Маркус Зузак - Книжный вор
По карте, что была у него в голове, он дошел от Пазинга до Молькинга. Когда он увидал город, было уже поздно. Его ноги страшно гудели, но он был почти на месте — в самом опасном месте, где только можно оказаться. Протяни руку — и дотронешься.
Точно по описанию он нашел Мюнхен-штрассе и зашагал по тротуару.
Все напряглось.
Тлеющие лузы уличных фонарей.
Темные безразличные здания.
Ратуша стояла как здоровенный неповоротливый юнец-переросток. Кирха растворялась во тьме, чем выше он вел взглядом.
Все это смотрело на него.
Он поежился.
И предостерег себя:
— Смотри в оба.
(Немецкие дети выискивали заблудшие монеты. Немецкие евреи высматривали, не грозит ли поимка.)
По-прежнему полагаясь на свое счастливое число, он отсчитывал шаги группами по тринадцать. Всего тринадцать шагов, говорил он себе. Ну, давай, еще тринадцать. Он сосчитал так примерно девяносто раз, и вот наконец очутился на углу Химмель-штрассе.
В одной руке он нес чемодан.
В другой все еще сжимал «Майн кампф».
Обе ноши были тяжелы, обе вызывали легкое потоотделение.
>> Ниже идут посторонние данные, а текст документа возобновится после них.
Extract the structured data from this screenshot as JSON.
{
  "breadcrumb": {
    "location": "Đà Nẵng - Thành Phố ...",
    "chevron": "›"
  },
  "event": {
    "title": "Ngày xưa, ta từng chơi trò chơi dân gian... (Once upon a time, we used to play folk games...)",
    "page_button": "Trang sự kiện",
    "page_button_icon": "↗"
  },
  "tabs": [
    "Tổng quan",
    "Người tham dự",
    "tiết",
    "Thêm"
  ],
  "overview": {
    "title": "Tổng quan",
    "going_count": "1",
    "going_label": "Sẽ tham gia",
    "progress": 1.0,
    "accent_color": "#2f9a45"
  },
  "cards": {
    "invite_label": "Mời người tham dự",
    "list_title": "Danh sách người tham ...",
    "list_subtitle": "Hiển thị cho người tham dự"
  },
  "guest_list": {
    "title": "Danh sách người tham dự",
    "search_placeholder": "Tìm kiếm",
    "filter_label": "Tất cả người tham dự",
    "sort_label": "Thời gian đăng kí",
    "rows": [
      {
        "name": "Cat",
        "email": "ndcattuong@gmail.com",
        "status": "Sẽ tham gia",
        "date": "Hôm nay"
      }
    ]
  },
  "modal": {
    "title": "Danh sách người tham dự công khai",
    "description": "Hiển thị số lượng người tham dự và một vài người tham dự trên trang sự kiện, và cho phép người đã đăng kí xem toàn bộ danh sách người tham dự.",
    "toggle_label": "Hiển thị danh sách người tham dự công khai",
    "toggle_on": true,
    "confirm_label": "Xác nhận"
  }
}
Вот он свернул в переулок и направился к дому № 33, обуздывая в себе тягу улыбнуться, обуздывая тягу всхлипнуть и даже предвкушение укрытия впереди. Он напоминал себе, что не время надеяться. Конечно, он уже почти дотягивался до надежды. Чуял ее где-то там, куда еще чуть-чуть — и достанешь рукой. Но он не стал этого признавать — он снова стал рассчитывать, что делать, если его схватят в последний момент или по какой-то случайности за дверью окажется не тот человек.
И конечно, свербящее сознание греха.
Как он может так поступать?
Как он может заявляться и просить людей рисковать из-за него жизнью? Как он может быть таким себялюбцем?
Тридцать три.
Они посмотрели друг на друга.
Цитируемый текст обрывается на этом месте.